A livello regionale, i risultati che emergono dalla letteratura sono più eterogenei e incerti. Gli autori hanno osservato grandi differenze regionali dovute non solo a peculiarità geografiche, ma anche a differenze metodologiche tra gli studi effettuati. «Nonostante le incertezze, che evidenziano la necessità di maggiori sforzi di ricerca in questa direzione, soprattutto nell’ambito delle energie rinnovabili, abbiamo risultati regionali che vale la pena di considerare — precisa De Cian —. Ad esempio, gli impatti più forti dei cambiamenti climatici sul settore energetico sono attesi in Asia meridionale e in America Latina, zone che ospitano economie emergenti e che hanno in comune un’alta densità di popolazione.
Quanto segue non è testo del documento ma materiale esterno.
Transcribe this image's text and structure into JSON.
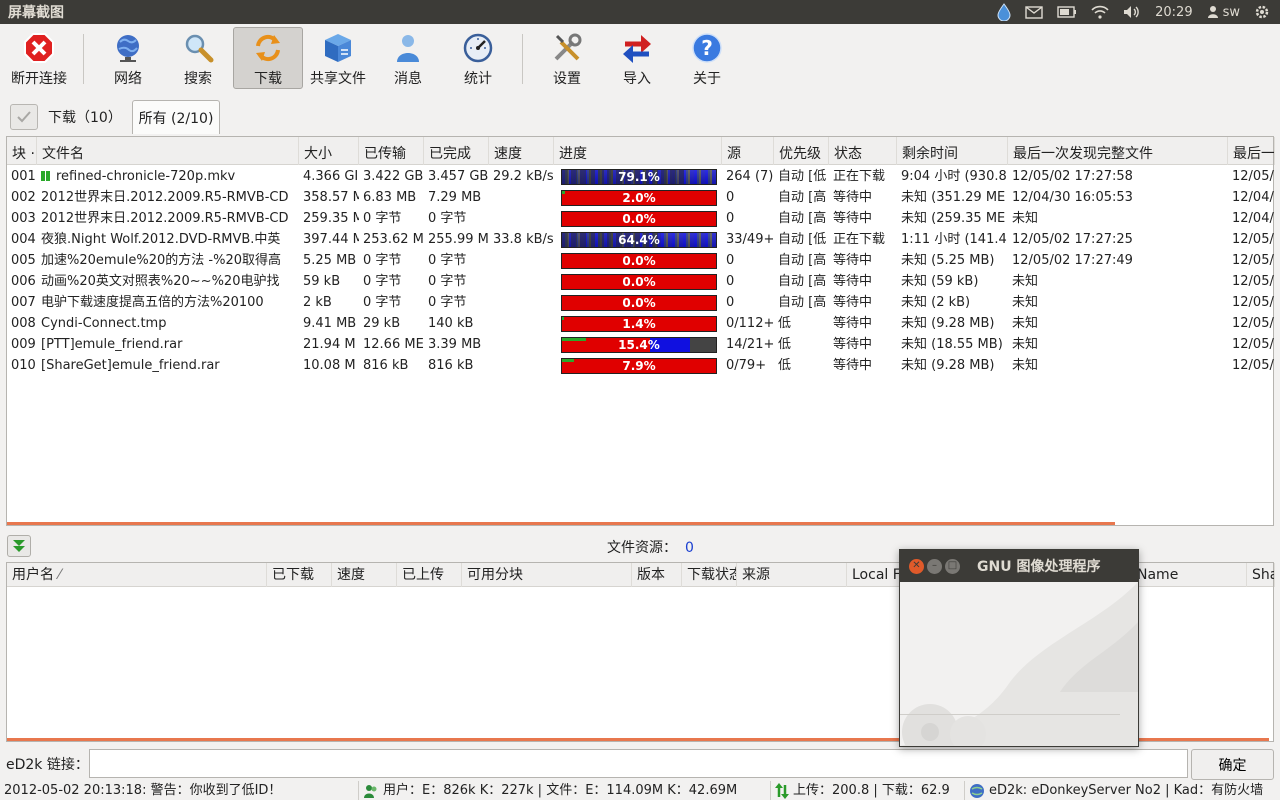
{
  "topbar": {
    "title": "屏幕截图",
    "clock": "20:29",
    "user": "sw",
    "icons": [
      "drop-icon",
      "mail-icon",
      "battery-icon",
      "wifi-icon",
      "volume-icon",
      "user-icon",
      "gear-icon"
    ]
  },
  "toolbar": {
    "items": [
      {
        "label": "断开连接",
        "icon": "disconnect-icon"
      },
      {
        "label": "网络",
        "icon": "globe-icon"
      },
      {
        "label": "搜索",
        "icon": "magnifier-icon"
      },
      {
        "label": "下载",
        "icon": "refresh-arrows-icon",
        "active": true
      },
      {
        "label": "共享文件",
        "icon": "shared-box-icon"
      },
      {
        "label": "消息",
        "icon": "person-icon"
      },
      {
        "label": "统计",
        "icon": "gauge-icon"
      },
      {
        "label": "设置",
        "icon": "tools-icon"
      },
      {
        "label": "导入",
        "icon": "import-arrows-icon"
      },
      {
        "label": "关于",
        "icon": "help-icon"
      }
    ]
  },
  "tabs": {
    "downloads": "下载（10）",
    "all": "所有 (2/10)"
  },
  "downloads": {
    "columns": [
      "块",
      "文件名",
      "大小",
      "已传输",
      "已完成",
      "速度",
      "进度",
      "源",
      "优先级",
      "状态",
      "剩余时间",
      "最后一次发现完整文件",
      "最后一"
    ],
    "rows": [
      {
        "num": "001",
        "name": "refined-chronicle-720p.mkv",
        "size": "4.366 GI",
        "transferred": "3.422 GB",
        "completed": "3.457 GB",
        "speed": "29.2 kB/s",
        "progress": 79.1,
        "pct": "79.1%",
        "style": "striped-blue",
        "sources": "264 (7)",
        "priority": "自动 [低",
        "status": "正在下载",
        "remaining": "9:04 小时 (930.8",
        "last_seen": "12/05/02 17:27:58",
        "last": "12/05/"
      },
      {
        "num": "002",
        "name": "2012世界末日.2012.2009.R5-RMVB-CD",
        "size": "358.57 M",
        "transferred": "6.83 MB",
        "completed": "7.29 MB",
        "speed": "",
        "progress": 2.0,
        "pct": "2.0%",
        "style": "red",
        "sources": "0",
        "priority": "自动 [高",
        "status": "等待中",
        "remaining": "未知 (351.29 ME",
        "last_seen": "12/04/30 16:05:53",
        "last": "12/04/"
      },
      {
        "num": "003",
        "name": "2012世界末日.2012.2009.R5-RMVB-CD",
        "size": "259.35 M",
        "transferred": "0 字节",
        "completed": "0 字节",
        "speed": "",
        "progress": 0.0,
        "pct": "0.0%",
        "style": "red",
        "sources": "0",
        "priority": "自动 [高",
        "status": "等待中",
        "remaining": "未知 (259.35 ME",
        "last_seen": "未知",
        "last": "12/04/"
      },
      {
        "num": "004",
        "name": "夜狼.Night Wolf.2012.DVD-RMVB.中英",
        "size": "397.44 M",
        "transferred": "253.62 M",
        "completed": "255.99 M",
        "speed": "33.8 kB/s",
        "progress": 64.4,
        "pct": "64.4%",
        "style": "striped-blue",
        "sources": "33/49+",
        "priority": "自动 [低",
        "status": "正在下载",
        "remaining": "1:11 小时 (141.4",
        "last_seen": "12/05/02 17:27:25",
        "last": "12/05/"
      },
      {
        "num": "005",
        "name": "加速%20emule%20的方法 -%20取得高",
        "size": "5.25 MB",
        "transferred": "0 字节",
        "completed": "0 字节",
        "speed": "",
        "progress": 0.0,
        "pct": "0.0%",
        "style": "red",
        "sources": "0",
        "priority": "自动 [高",
        "status": "等待中",
        "remaining": "未知 (5.25 MB)",
        "last_seen": "12/05/02 17:27:49",
        "last": "12/05/"
      },
      {
        "num": "006",
        "name": "动画%20英文对照表%20~~%20电驴找",
        "size": "59 kB",
        "transferred": "0 字节",
        "completed": "0 字节",
        "speed": "",
        "progress": 0.0,
        "pct": "0.0%",
        "style": "red",
        "sources": "0",
        "priority": "自动 [高",
        "status": "等待中",
        "remaining": "未知 (59 kB)",
        "last_seen": "未知",
        "last": "12/05/"
      },
      {
        "num": "007",
        "name": "电驴下载速度提高五倍的方法%20100",
        "size": "2 kB",
        "transferred": "0 字节",
        "completed": "0 字节",
        "speed": "",
        "progress": 0.0,
        "pct": "0.0%",
        "style": "red",
        "sources": "0",
        "priority": "自动 [高",
        "status": "等待中",
        "remaining": "未知 (2 kB)",
        "last_seen": "未知",
        "last": "12/05/"
      },
      {
        "num": "008",
        "name": "Cyndi-Connect.tmp",
        "size": "9.41 MB",
        "transferred": "29 kB",
        "completed": "140 kB",
        "speed": "",
        "progress": 1.4,
        "pct": "1.4%",
        "style": "red",
        "sources": "0/112+",
        "priority": "低",
        "status": "等待中",
        "remaining": "未知 (9.28 MB)",
        "last_seen": "未知",
        "last": "12/05/"
      },
      {
        "num": "009",
        "name": "[PTT]emule_friend.rar",
        "size": "21.94 M",
        "transferred": "12.66 ME",
        "completed": "3.39 MB",
        "speed": "",
        "progress": 15.4,
        "pct": "15.4%",
        "style": "red-blue",
        "sources": "14/21+",
        "priority": "低",
        "status": "等待中",
        "remaining": "未知 (18.55 MB)",
        "last_seen": "未知",
        "last": "12/05/"
      },
      {
        "num": "010",
        "name": "[ShareGet]emule_friend.rar",
        "size": "10.08 M",
        "transferred": "816 kB",
        "completed": "816 kB",
        "speed": "",
        "progress": 7.9,
        "pct": "7.9%",
        "style": "red",
        "sources": "0/79+",
        "priority": "低",
        "status": "等待中",
        "remaining": "未知 (9.28 MB)",
        "last_seen": "未知",
        "last": "12/05/"
      }
    ]
  },
  "sources": {
    "caption": "文件资源：",
    "count": "0",
    "columns": [
      "用户名",
      "已下载",
      "速度",
      "已上传",
      "可用分块",
      "版本",
      "下载状态",
      "来源",
      "Local F",
      "Name",
      "Sha"
    ]
  },
  "linkbar": {
    "label": "eD2k 链接：",
    "value": "",
    "confirm": "确定"
  },
  "statusbar": {
    "log": "2012-05-02 20:13:18: 警告：你收到了低ID！",
    "users": "用户：E：826k K：227k | 文件：E：114.09M K：42.69M",
    "rates": "上传：200.8 | 下载：62.9",
    "network": "eD2k: eDonkeyServer No2 | Kad：有防火墙"
  },
  "gimp_window": {
    "title": "GNU 图像处理程序"
  },
  "colors": {
    "panel": "#3c3b37",
    "accent": "#e8774e",
    "progress_red": "#e00000",
    "progress_blue": "#1010e0",
    "link_blue": "#1a3fd0"
  }
}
Informazioni come queste sono fondamentali quando si tratta di pianificare strategie di adattamento ai cambiamenti climatici».
L’ampia varietà di metodologie e set di dati attualmente in uso in letteratura ostacola la capacità di valutare gli impatti dei cambiamenti climatici sul settore energetico, portando a differenze significative nei risultati tra i vari studi. È per questo che gli autori propongono un quadro di valutazione multi-modello per supportare la pianificazione energetica su scala regionale e globale.
La Fondazione Cmcc ha contribuito a questo studio nel contesto del suo coinvolgimento nel progetto Isimip, «The Inter-Sectoral Impact Model Intercomparison Project». Il Cmcc sta inoltre lavorando attivamente per colmare alcune delle principali lacune emerse da questo lavoro nei progetti europei Energya «A study about climate change, energy and adaptation» e Coacch «GO-designing the Assessment of Climate CHange costs».